До Верхотурья дошло меньше сотни ссыльных. Но они уже знали, куда грядут. Не в Тобольск, конечно. Инамо грядут – к своему Кораблю. Ради него достойно и пострадать. От Верхотурья снова плыли в оковах на плотах по Туре и Тоболу. Лето иссякло. Под осенним дождём плоты пересекли Иртыш и причалили к берегу Тобольска. Ссыльных осталось чуть больше полусотни, но все они теперь были истинной семьёй Авдония, точно из каждых четырёх товарищей, вышедших из Новгорода, дорога отковала одного брата.
На пристани ссыльных встретил полковник Васька Чередов с караулом.

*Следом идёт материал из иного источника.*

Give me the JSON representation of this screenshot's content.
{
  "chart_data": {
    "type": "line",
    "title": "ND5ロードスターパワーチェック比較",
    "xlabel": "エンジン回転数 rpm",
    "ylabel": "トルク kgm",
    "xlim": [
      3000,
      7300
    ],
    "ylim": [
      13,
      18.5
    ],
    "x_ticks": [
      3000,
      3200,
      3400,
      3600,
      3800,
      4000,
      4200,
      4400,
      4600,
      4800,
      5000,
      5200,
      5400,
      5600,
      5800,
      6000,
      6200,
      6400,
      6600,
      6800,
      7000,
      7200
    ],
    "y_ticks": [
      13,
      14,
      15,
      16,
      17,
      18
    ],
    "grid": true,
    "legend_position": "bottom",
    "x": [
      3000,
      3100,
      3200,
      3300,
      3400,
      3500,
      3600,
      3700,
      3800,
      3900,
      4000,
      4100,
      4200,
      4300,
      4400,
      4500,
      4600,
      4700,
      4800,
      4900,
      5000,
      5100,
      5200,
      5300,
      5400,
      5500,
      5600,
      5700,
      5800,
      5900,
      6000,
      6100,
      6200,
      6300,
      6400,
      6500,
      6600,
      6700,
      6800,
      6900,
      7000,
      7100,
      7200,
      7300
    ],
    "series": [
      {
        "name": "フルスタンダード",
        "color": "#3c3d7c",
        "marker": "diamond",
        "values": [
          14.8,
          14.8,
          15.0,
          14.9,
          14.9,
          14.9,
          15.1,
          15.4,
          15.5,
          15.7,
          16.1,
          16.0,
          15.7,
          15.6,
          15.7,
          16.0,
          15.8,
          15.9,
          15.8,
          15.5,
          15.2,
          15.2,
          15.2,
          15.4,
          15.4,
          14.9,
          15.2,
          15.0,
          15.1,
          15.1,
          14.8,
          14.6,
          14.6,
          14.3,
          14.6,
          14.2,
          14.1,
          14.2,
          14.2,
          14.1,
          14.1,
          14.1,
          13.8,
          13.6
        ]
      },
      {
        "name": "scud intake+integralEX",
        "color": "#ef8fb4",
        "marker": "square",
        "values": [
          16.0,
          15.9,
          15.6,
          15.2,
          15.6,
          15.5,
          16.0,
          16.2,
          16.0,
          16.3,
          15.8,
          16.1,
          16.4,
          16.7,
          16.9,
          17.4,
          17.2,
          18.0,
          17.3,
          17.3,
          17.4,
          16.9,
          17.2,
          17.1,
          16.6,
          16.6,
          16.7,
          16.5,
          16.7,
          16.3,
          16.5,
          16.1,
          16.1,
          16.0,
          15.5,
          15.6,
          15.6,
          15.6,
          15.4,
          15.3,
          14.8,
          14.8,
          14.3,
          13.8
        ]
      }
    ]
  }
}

– Не все в пути передохли, собаки? – спросил он.
– Сам ты собака! – ответили ему. – Гавкай на холопов, псина!
Звеня цепями, теряя в грязи берёзовые лапти, раскольники брели по улицам Тобольска к Прямскому взвозу. Тоболяки оборачивались на них – страшно было глядеть на лохмотья, на увечья, на иконную худобу ссыльных. На Троицкой площади Авдоний поднял голову. С площади за кровлями домов глазам открывалась высокая гряда Алафейских гор и Софийский двор: белые стены, белые башни, белый собор, тесовые шатры и купола.
– Видите знамение Корабля? – спросил Авдоний.
– Видим, отче, – ответили ему.
Облака вздымались над Софийским двором, как былинные ветрила.
– Вот что узрел чёрный дьякон Игнатий, – сурово сказал Авдоний.
Игнатий был соловецким монахом, но рассорился со старцами Соловков из-за написания титлы Пилатовой на кресте Христа и ушёл из обители. А вскоре стрельцы обложили обитель осадой. Когда Игнатий узнал о страшной гибели соловецких страдальцев, у него отнялся язык. Два года бродячий чёрный дьякон молчал, и, наконец, ему было видение: парят на воздусях четыре Корабля, и в тех Кораблях – мужи и жёны радостные, девы, старцы и отроки, а вокруг вьются галицы и горлицы, ангелы и серафимы. И голос с небес сказал Игнатию: каждый Корабль есть Соловки, и набольший из них – твой, Игнатий, а трём другим Кораблям отыщи, отче, кормчих – Пимена, да Германа, да Иосифа, и для того возвращаю тебе твой язык.